In ospedale non mi ero presentata. Avevo mandato regali su regali ma il risultato era lo stesso. Non mi ero ancora fatta viva. Non si trattava solo di un legame di parentela, non eravamo semplicemente due cugine, ma due sorelle che erano cresciute insieme.

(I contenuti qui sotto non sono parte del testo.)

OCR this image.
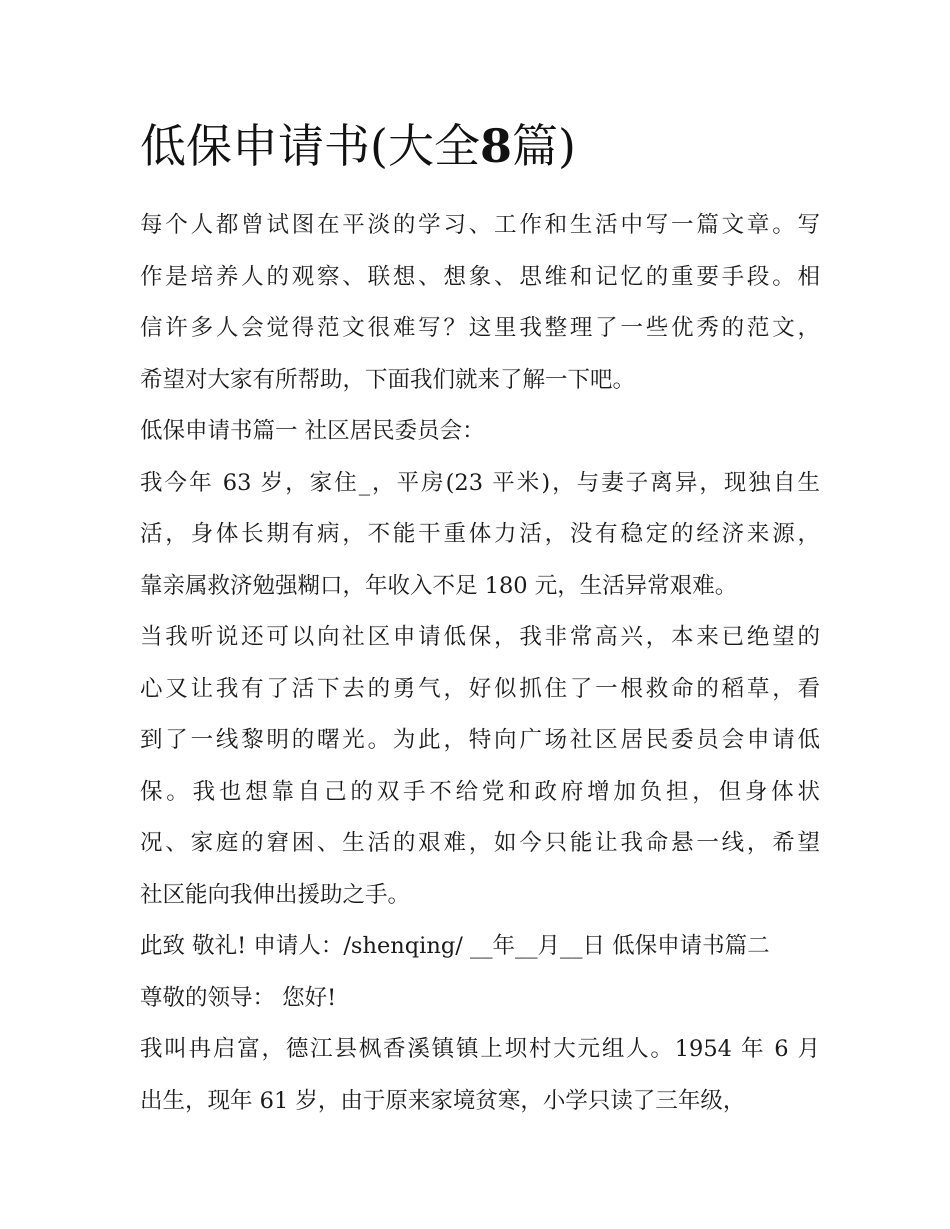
低保申请书(大全8篇)
每个人都曾试图在平淡的学习、工作和生活中写一篇文章。写
作是培养人的观察、联想、想象、思维和记忆的重要手段。相
信许多人会觉得范文很难写？这里我整理了一些优秀的范文，
希望对大家有所帮助，下面我们就来了解一下吧。
低保申请书篇一 社区居民委员会：
我今年 63 岁，家住_，平房(23 平米)，与妻子离异，现独自生
活，身体长期有病，不能干重体力活，没有稳定的经济来源，
靠亲属救济勉强糊口，年收入不足 180 元，生活异常艰难。
当我听说还可以向社区申请低保，我非常高兴，本来已绝望的
心又让我有了活下去的勇气，好似抓住了一根救命的稻草，看
到了一线黎明的曙光。为此，特向广场社区居民委员会申请低
保。我也想靠自己的双手不给党和政府增加负担，但身体状
况、家庭的窘困、生活的艰难，如今只能让我命悬一线，希望
社区能向我伸出援助之手。
此致 敬礼! 申请人：/shenqing/ __年__月__日 低保申请书篇二
尊敬的领导： 您好!
我叫冉启富，德江县枫香溪镇镇上坝村大元组人。1954 年 6 月
出生，现年 61 岁，由于原来家境贫寒，小学只读了三年级，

Per cui dovevo prepararmi al meglio per conoscere questa nuova vita. Mi trucco e metto le scarpe alte. Non sono certo del giusto umore ma cerco di farmi forza. Devo uscire dal torpore e scrollarmi di dosso tutti i residui.
Prendo la macchina e vado a comprare l'ennesimo regalino. Sono la zia, non posso presentarmi a mani vuote.
Suono il campanello e in quei pochi secondi sotto il portone, al freddo, mi dico di sfoderare il mio sorriso migliore e di godermi questa visita e queste chiacchiere senza lasciare che nulla mi rattristi.
Mi apre Samuel, lo bacio e abbraccio con trasporto

Tanti auguri papà

Mi sorride
Ed eccomi qua. Entrare in una casa, di persone amate, in punta di piedi dove batte una nuova vita. Dove tutto è inevitabilmente diverso ora. La casa stessa lo è.
Due persone che si amano decidono di dare la vita ad una terza persona. Inconsapevole di tutto e bisognosa di amore, attenzioni e cure costanti. Tutti i tempi si mettono al suo servizio. Un limbo dentro cui i due genitori si rifugiano, almeno per un po'.
È avvolgente, si respira calma e serenità. Ne sono ammaliata. Mi lascio cadere sul divano e scambio i primi convenevoli. Com'è andato il parto, com'è stato il rientro e come va la nuova routine. Poi finalmente chiedo di poterlo tenere in braccio.
I genitori mi accordano il permesso.
Un piccolo fagotto da stringere a me, avevo avuto due gemelli costantemente in braccio ma con il passare del tempo certe sensazioni si dimenticano. Come sarebbe bello ora avere un neonato da amare.
Poi mi dico: si ma con chi?
Rido tra me e me. Con il mio ex marito avevamo già contribuito largamente e Saverio ora non c'era più.
Riderci su comunque mi fa bene. Le cose vanno come devono andare e buonanotte ai suonatori. Ma buonanotte proprio.
Mi rifocalizzo sul bambino. Il suo profumo buonissimo, le sue manine. Che spettacolo la vita. Rendo il piccolo alla mamma e mi lascio portare dovunque le chiacchiere vadano. Dopo il caffè mi preparo per andarmene. Devo andare a lavorare.
Bacio tutti e in punta di piedi come sono arrivata vado via.
Appena fuori la porta di casa loro non sento più la magia e quel calore avvolgente. Quasi quasi vorrei rientrare e chiedere di poter rimanere. Sbuffo. Vado alla macchina e mi metto alla guida. Voglio fermarmi in quel bar dove mi sono sciolta in lacrime mentre bevevo il cappuccino. Mi rendo conto che devo ripareggiare tra tutto quell'amore e la vita reale fuori. Ho bisogno di una vodka e poi veramente non metterò più piede in quel bar. Forse.